Domingo, 05 Mayo 2024

Editoriales

¡Ábrete!

¡Ábrete!

Luego de su encuentro con la mujer sirofenicia, el Señor emprendió un recorrido extenso hacia el oriente por la Decápolis, las diez ciudades griegas, para regresar finalmente, por el sur, a territorio judío: “Se marchó de la región de Tiro y vino de nuevo, por Sidón, al mar de Galilea, atravesando la Decápolis. Le presentan un sordo que, además, hablaba con dificultad, y le ruegan imponga la mano sobre él. Él, apartándolo de la gente, a solas, le metió sus dedos en los oídos y con su saliva le tocó la lengua. Y, levantando los ojos al cielo, dio un gemido, y le dijo: «Effatá», que quiere decir: «¡Ábrete!» Se abrieron sus oídos y, al instante, se soltó la atadura de su lengua y hablaba correctamente. Jesús les mandó que a nadie se lo contaran. Pero cuanto más se lo prohibía, tanto más ellos lo publicaban. Y se maravillaban sobremanera y decían «Todo lo ha hecho bien; hace oír a los sordos y hablar a los mudos.»” (Mc 7,31-37).

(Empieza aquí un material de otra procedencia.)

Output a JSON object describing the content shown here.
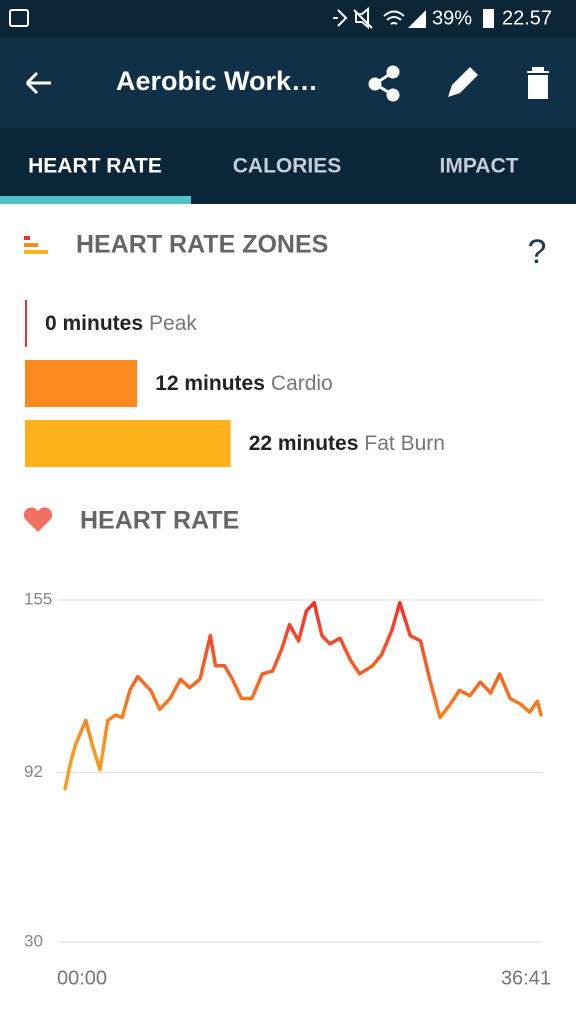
{
  "status_bar": {
    "battery": "39%",
    "time": "22.57"
  },
  "app_bar": {
    "title": "Aerobic Work…"
  },
  "tabs": [
    "HEART RATE",
    "CALORIES",
    "IMPACT"
  ],
  "zones": {
    "title": "HEART RATE ZONES",
    "help": "?",
    "items": [
      {
        "minutes": 0,
        "minutes_label": "0 minutes",
        "name": "Peak",
        "color": "#e8303a"
      },
      {
        "minutes": 12,
        "minutes_label": "12 minutes",
        "name": "Cardio",
        "color": "#fb8a1e"
      },
      {
        "minutes": 22,
        "minutes_label": "22 minutes",
        "name": "Fat Burn",
        "color": "#fdb21b"
      }
    ]
  },
  "chart_data": {
    "type": "line",
    "title": "HEART RATE",
    "x": [
      0,
      0.4,
      0.8,
      1.6,
      2.1,
      2.7,
      3.3,
      3.9,
      4.4,
      5.0,
      5.6,
      6.6,
      7.3,
      8.1,
      8.9,
      9.6,
      10.4,
      11.2,
      11.6,
      12.3,
      12.9,
      13.6,
      14.4,
      15.2,
      16.0,
      16.7,
      17.3,
      18.0,
      18.6,
      19.2,
      19.8,
      20.4,
      21.2,
      22.0,
      22.7,
      23.7,
      24.4,
      25.2,
      25.8,
      26.6,
      27.4,
      28.1,
      28.9,
      29.7,
      30.4,
      31.2,
      32.0,
      32.8,
      33.5,
      34.3,
      35.1,
      35.8,
      36.4,
      36.68
    ],
    "values": [
      86,
      95,
      102,
      111,
      102,
      93,
      111,
      113,
      112,
      122,
      127,
      122,
      115,
      119,
      126,
      123,
      126,
      142,
      131,
      131,
      126,
      119,
      119,
      128,
      129,
      137,
      146,
      140,
      151,
      154,
      142,
      139,
      141,
      133,
      128,
      131,
      135,
      144,
      154,
      142,
      140,
      126,
      112,
      117,
      122,
      120,
      125,
      121,
      128,
      119,
      117,
      114,
      118,
      113
    ],
    "colors": [
      "#fb9a1c",
      "#f42e2c"
    ],
    "xlim": [
      0,
      36.68
    ],
    "xticks": [
      {
        "value": 0,
        "label": "00:00"
      },
      {
        "value": 36.68,
        "label": "36:41"
      }
    ],
    "ylim": [
      30,
      155
    ],
    "yticks": [
      30,
      92,
      155
    ],
    "grid": true
  }
}
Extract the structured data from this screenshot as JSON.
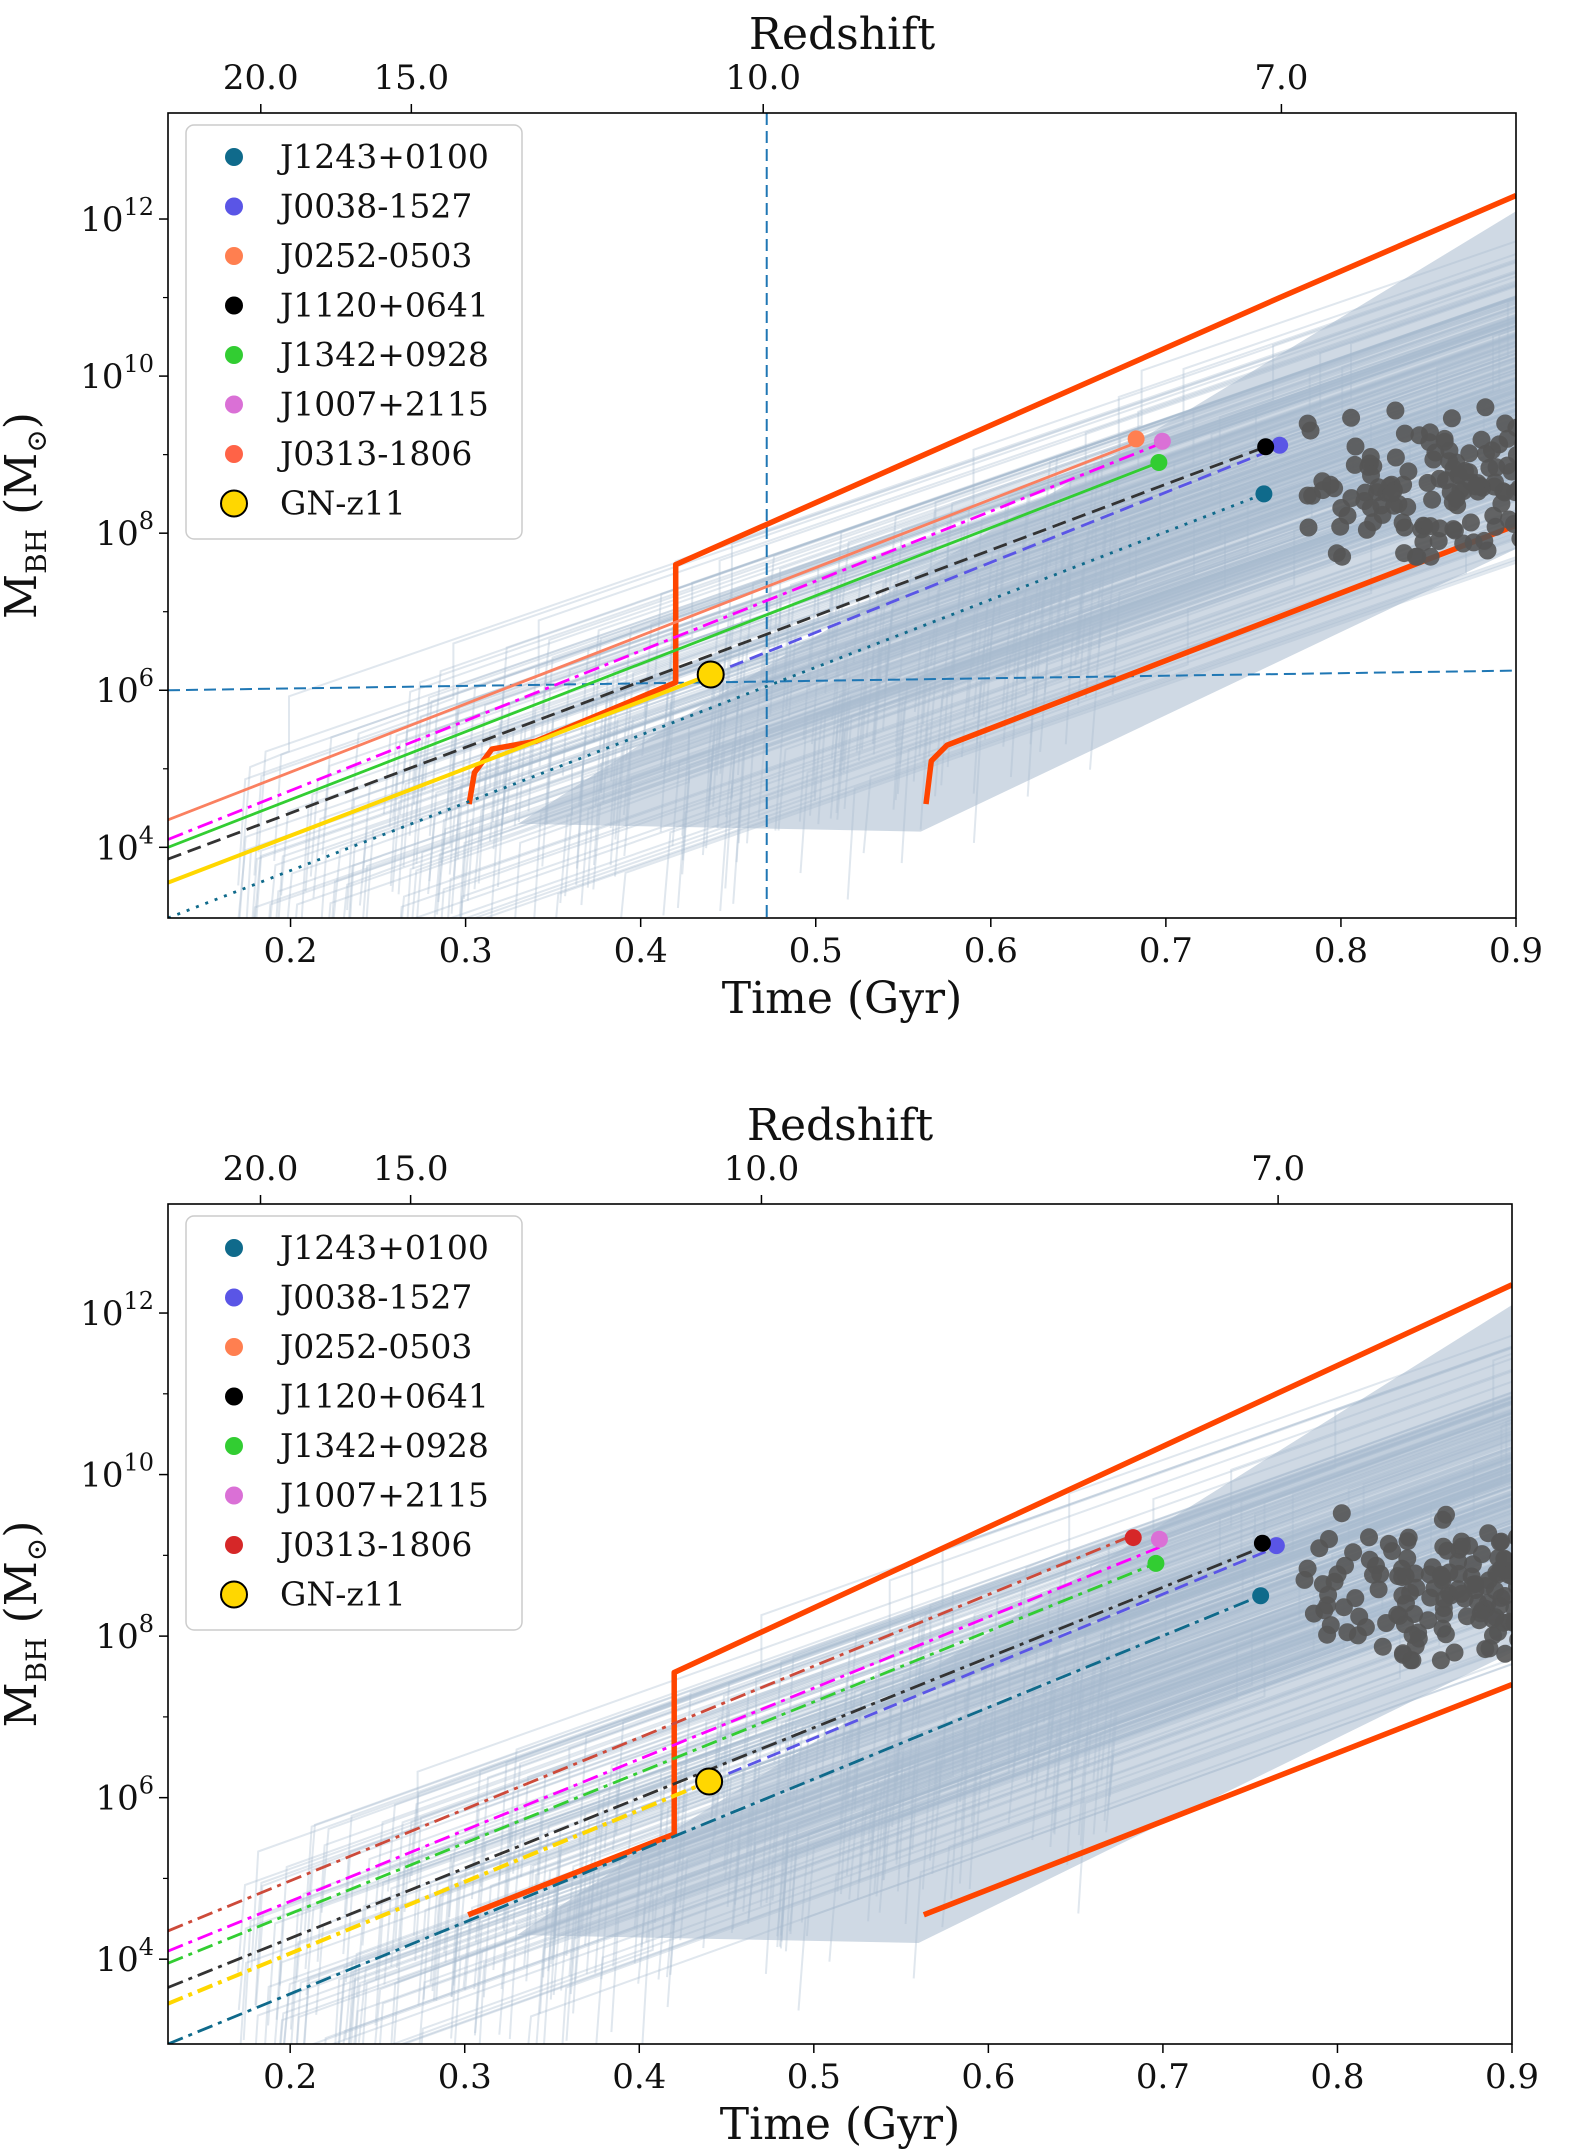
{
  "colors": {
    "J1243+0100": "#0f6a8b",
    "J0038-1527": "#5a55e6",
    "J0252-0503": "#ff7f50",
    "J1120+0641": "#000000",
    "J1342+0928": "#32cd32",
    "J1007+2115": "#da70d6",
    "J0313-1806_top": "#ff6347",
    "J0313-1806_bottom": "#d62728",
    "GN-z11": "#ffd700",
    "envelope": "#ff4500",
    "cloud": "#a7bacd",
    "scatter": "#555555",
    "guide": "#1f77b4"
  },
  "chart_data": [
    {
      "type": "line",
      "panel": "top",
      "xlabel": "Time (Gyr)",
      "ylabel_main": "M",
      "ylabel_sub": "BH",
      "ylabel_unit": " (M",
      "ylabel_unit_sub": "⊙",
      "ylabel_close": ")",
      "top_axis_label": "Redshift",
      "top_ticks": [
        {
          "label": "20.0",
          "t": 0.183
        },
        {
          "label": "15.0",
          "t": 0.269
        },
        {
          "label": "10.0",
          "t": 0.47
        },
        {
          "label": "7.0",
          "t": 0.766
        }
      ],
      "xlim": [
        0.13,
        0.9
      ],
      "ylim_log10": [
        3.1,
        13.35
      ],
      "xticks": [
        0.2,
        0.3,
        0.4,
        0.5,
        0.6,
        0.7,
        0.8,
        0.9
      ],
      "xtick_labels": [
        "0.2",
        "0.3",
        "0.4",
        "0.5",
        "0.6",
        "0.7",
        "0.8",
        "0.9"
      ],
      "yticks_log10": [
        4,
        6,
        8,
        10,
        12
      ],
      "ytick_exponents": [
        "4",
        "6",
        "8",
        "10",
        "12"
      ],
      "ytick_base": "10",
      "legend": [
        {
          "name": "J1243+0100",
          "color": "#0f6a8b"
        },
        {
          "name": "J0038-1527",
          "color": "#5a55e6"
        },
        {
          "name": "J0252-0503",
          "color": "#ff7f50"
        },
        {
          "name": "J1120+0641",
          "color": "#000000"
        },
        {
          "name": "J1342+0928",
          "color": "#32cd32"
        },
        {
          "name": "J1007+2115",
          "color": "#da70d6"
        },
        {
          "name": "J0313-1806",
          "color": "#ff6347"
        },
        {
          "name": "GN-z11",
          "color": "#ffd700",
          "edge": "#000000"
        }
      ],
      "series": [
        {
          "name": "J1243+0100",
          "color": "#0f6a8b",
          "dash": "dotted",
          "x": [
            0.13,
            0.756
          ],
          "log10_mass": [
            3.1,
            8.5
          ]
        },
        {
          "name": "J0038-1527",
          "color": "#5a55e6",
          "dash": "dashed",
          "x": [
            0.44,
            0.765
          ],
          "log10_mass": [
            6.2,
            9.1
          ]
        },
        {
          "name": "J0252-0503",
          "color": "#fa8060",
          "dash": "solid",
          "x": [
            0.13,
            0.683
          ],
          "log10_mass": [
            4.35,
            9.15
          ]
        },
        {
          "name": "J1120+0641",
          "color": "#333333",
          "dash": "dashed",
          "x": [
            0.13,
            0.757
          ],
          "log10_mass": [
            3.85,
            9.1
          ]
        },
        {
          "name": "J1342+0928",
          "color": "#32cd32",
          "dash": "solid",
          "x": [
            0.13,
            0.696
          ],
          "log10_mass": [
            4.0,
            8.9
          ]
        },
        {
          "name": "J1007+2115",
          "color": "#ff00ff",
          "dash": "dashdot",
          "x": [
            0.13,
            0.698
          ],
          "log10_mass": [
            4.1,
            9.15
          ]
        },
        {
          "name": "GN-z11",
          "color": "#ffd700",
          "dash": "solid",
          "x": [
            0.13,
            0.44
          ],
          "log10_mass": [
            3.55,
            6.2
          ]
        }
      ],
      "endpoints": [
        {
          "name": "J1243+0100",
          "t": 0.756,
          "log10_mass": 8.5,
          "color": "#0f6a8b"
        },
        {
          "name": "J0038-1527",
          "t": 0.765,
          "log10_mass": 9.12,
          "color": "#5a55e6"
        },
        {
          "name": "J0252-0503",
          "t": 0.683,
          "log10_mass": 9.2,
          "color": "#ff7f50"
        },
        {
          "name": "J1120+0641",
          "t": 0.757,
          "log10_mass": 9.1,
          "color": "#000000"
        },
        {
          "name": "J1342+0928",
          "t": 0.696,
          "log10_mass": 8.9,
          "color": "#32cd32"
        },
        {
          "name": "J1007+2115",
          "t": 0.698,
          "log10_mass": 9.17,
          "color": "#da70d6"
        },
        {
          "name": "GN-z11",
          "t": 0.44,
          "log10_mass": 6.2,
          "color": "#ffd700",
          "edge": "#000000",
          "large": true
        }
      ],
      "envelope_upper": {
        "x": [
          0.302,
          0.305,
          0.315,
          0.34,
          0.42,
          0.42,
          0.765,
          0.9
        ],
        "log10_mass": [
          4.55,
          4.95,
          5.25,
          5.35,
          6.1,
          7.6,
          11.0,
          12.3
        ]
      },
      "envelope_lower": {
        "x": [
          0.563,
          0.566,
          0.575,
          0.9
        ],
        "log10_mass": [
          4.55,
          5.1,
          5.3,
          8.1
        ]
      },
      "guides": {
        "vertical_t": 0.472,
        "horizontal_log10_mass_left": 6.0,
        "horizontal_log10_mass_right": 6.25,
        "color": "#1f77b4"
      },
      "observed_quasars_region": {
        "t_range": [
          0.78,
          0.9
        ],
        "log10_mass_range": [
          7.7,
          10.1
        ]
      }
    },
    {
      "type": "line",
      "panel": "bottom",
      "xlabel": "Time (Gyr)",
      "ylabel_main": "M",
      "ylabel_sub": "BH",
      "ylabel_unit": " (M",
      "ylabel_unit_sub": "⊙",
      "ylabel_close": ")",
      "top_axis_label": "Redshift",
      "top_ticks": [
        {
          "label": "20.0",
          "t": 0.183
        },
        {
          "label": "15.0",
          "t": 0.269
        },
        {
          "label": "10.0",
          "t": 0.47
        },
        {
          "label": "7.0",
          "t": 0.766
        }
      ],
      "xlim": [
        0.13,
        0.9
      ],
      "ylim_log10": [
        2.95,
        13.35
      ],
      "xticks": [
        0.2,
        0.3,
        0.4,
        0.5,
        0.6,
        0.7,
        0.8,
        0.9
      ],
      "xtick_labels": [
        "0.2",
        "0.3",
        "0.4",
        "0.5",
        "0.6",
        "0.7",
        "0.8",
        "0.9"
      ],
      "yticks_log10": [
        4,
        6,
        8,
        10,
        12
      ],
      "ytick_exponents": [
        "4",
        "6",
        "8",
        "10",
        "12"
      ],
      "ytick_base": "10",
      "legend": [
        {
          "name": "J1243+0100",
          "color": "#0f6a8b"
        },
        {
          "name": "J0038-1527",
          "color": "#5a55e6"
        },
        {
          "name": "J0252-0503",
          "color": "#ff7f50"
        },
        {
          "name": "J1120+0641",
          "color": "#000000"
        },
        {
          "name": "J1342+0928",
          "color": "#32cd32"
        },
        {
          "name": "J1007+2115",
          "color": "#da70d6"
        },
        {
          "name": "J0313-1806",
          "color": "#d62728"
        },
        {
          "name": "GN-z11",
          "color": "#ffd700",
          "edge": "#000000"
        }
      ],
      "series": [
        {
          "name": "J1243+0100",
          "color": "#0f6a8b",
          "dash": "dashdot",
          "x": [
            0.13,
            0.756
          ],
          "log10_mass": [
            2.95,
            8.5
          ]
        },
        {
          "name": "J0038-1527",
          "color": "#5a55e6",
          "dash": "dashed",
          "x": [
            0.44,
            0.765
          ],
          "log10_mass": [
            6.2,
            9.1
          ]
        },
        {
          "name": "J1120+0641",
          "color": "#333333",
          "dash": "dashdot",
          "x": [
            0.13,
            0.757
          ],
          "log10_mass": [
            3.65,
            9.1
          ]
        },
        {
          "name": "J1342+0928",
          "color": "#32cd32",
          "dash": "dashdot",
          "x": [
            0.13,
            0.696
          ],
          "log10_mass": [
            3.95,
            8.9
          ]
        },
        {
          "name": "J1007+2115",
          "color": "#ff00ff",
          "dash": "dashdot",
          "x": [
            0.13,
            0.698
          ],
          "log10_mass": [
            4.1,
            9.1
          ]
        },
        {
          "name": "J0313-1806",
          "color": "#cd4a3a",
          "dash": "dashdot",
          "x": [
            0.13,
            0.683
          ],
          "log10_mass": [
            4.35,
            9.25
          ]
        },
        {
          "name": "GN-z11",
          "color": "#ffd700",
          "dash": "dashdot",
          "x": [
            0.13,
            0.44
          ],
          "log10_mass": [
            3.45,
            6.2
          ]
        }
      ],
      "endpoints": [
        {
          "name": "J1243+0100",
          "t": 0.756,
          "log10_mass": 8.5,
          "color": "#0f6a8b"
        },
        {
          "name": "J0038-1527",
          "t": 0.765,
          "log10_mass": 9.12,
          "color": "#5a55e6"
        },
        {
          "name": "J1120+0641",
          "t": 0.757,
          "log10_mass": 9.15,
          "color": "#000000"
        },
        {
          "name": "J1342+0928",
          "t": 0.696,
          "log10_mass": 8.9,
          "color": "#32cd32"
        },
        {
          "name": "J1007+2115",
          "t": 0.698,
          "log10_mass": 9.2,
          "color": "#da70d6"
        },
        {
          "name": "J0313-1806",
          "t": 0.683,
          "log10_mass": 9.22,
          "color": "#d62728"
        },
        {
          "name": "GN-z11",
          "t": 0.44,
          "log10_mass": 6.2,
          "color": "#ffd700",
          "edge": "#000000",
          "large": true
        }
      ],
      "envelope_upper": {
        "x": [
          0.302,
          0.42,
          0.42,
          0.765,
          0.9
        ],
        "log10_mass": [
          4.55,
          5.55,
          7.55,
          11.0,
          12.35
        ]
      },
      "envelope_lower": {
        "x": [
          0.563,
          0.9
        ],
        "log10_mass": [
          4.55,
          7.4
        ]
      },
      "observed_quasars_region": {
        "t_range": [
          0.78,
          0.9
        ],
        "log10_mass_range": [
          7.7,
          10.1
        ]
      }
    }
  ]
}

Hacia el término de su recorrido, Jesús se encontró con un hombre sordo que por no escuchar, hablaba con dificultad; una muestra de la situación en la que se encontraba el Pueblo de Dios, que por haber perdido la escucha de la Palabra, ya no se expresaba de una manera correcta, acorde a la voluntad divina.

Aquel pueblo requería de un reencuentro con Dios, tal como le apremiaba a aquel hombre sordo, señalado como impuro y maldito por los mismos que nada podían hacer por él. Jesús lo retiró de tantas maldiciones, lo apartó de todos y lo llevó a la dichosa soledad que alivia toda perturbación; vio en ese hombre a su creatura amada, y acercándose a su pesar, le habló de tal manera que pudiese descifrar, desde su silente entendimiento, que haría un bien en él allí donde nada estaba bien. Cautivó su atención y vio que le miraba con interés curioso, aunque lleno de esperanza, con sus grandes ojos por los que hablaba todo lo que sus labios no podían expresar. Y cuando el Señor notó que con docilidad le entregaba su confianza, hizo en él un poderoso signo al meter sus dedos en sus oídos y al tomar saliva de su boca para colocarla delicadamente en su lengua. Ninguna turbación pasaba en el corazón de aquel hombre y nada lo alteraba, se sintió sereno y seguro al percatarse de que el Señor podría purificarlo, y por primera vez se supo amado.

Muchos de nuestros pesares son consecuencia de lo que oímos; mucho del mal que nos oscurece se incuba en los embrollos de lo que se habla mediante palabras proferidas como insultos, acusaciones y calumnias, de agresiones revestidas de vocablos que fácilmente se encarnan en lesiones que mancillan la dignidad humana.

Jesús invocó al Padre en un gemido que surgió de su corazón compadecido, y soltó un grito que aun resuena para que todos lo escuchemos: ¡Ábrete! Esto es, a la acción de Dios en la vida propia, a la paz que él nos trae, a la reconciliación con los demás. Abrirse al amor de Dios. Y entonces obró el milagro.

Los oídos de aquel sordo se abrieron y comenzó a gozar de las voces y de los susurros; y cada amanecer de sus días fue una fiesta cuando iba descubriendo el silbo de los vientos, las melodías de la mar y de los ríos, las voces de las aves y los cantos del arpa y de la flauta. Su lengua se soltó de ataduras, se liberó del silencio infecundo y conoció la armonía de las palabras. Y además de expresarse con la pronunciación precisa, lo que hablaba era lo correcto, lo justo y lo bueno.

Abrámonos a la acción de Dios y quedaremos sorprendidos de lo que escucharemos y de lo que diremos, pues expresaremos palabras que animarán a otros, que levantarán a los demás al pronunciar el perdón, dichos de misericordia, de amistad, de amor; diremos lo que el mundo necesita sentir, pues al escuchar a Dios, hablaremos de lo que él nos dice.

Tras concederle a aquel hombre la escucha y la voz, Jesús pidió que no se divulgara el milagro, pero no pudieron callar al ser testigos de estos primeros signos anunciados desde siglos: “Entonces se despegarán los ojos de los ciegos y las orejas de los sordos se abrirán. Entonces saltará el cojo como ciervo, y la lengua del mudo lanzará gritos de júbilo” (Is 35,5-6).

La plenitud había llegado con el Redentor entre nosotros. Cristo está aquí, y con la atención puesta en él, nosotros también escucharemos su salvífica exhortación: ¡Ábrete!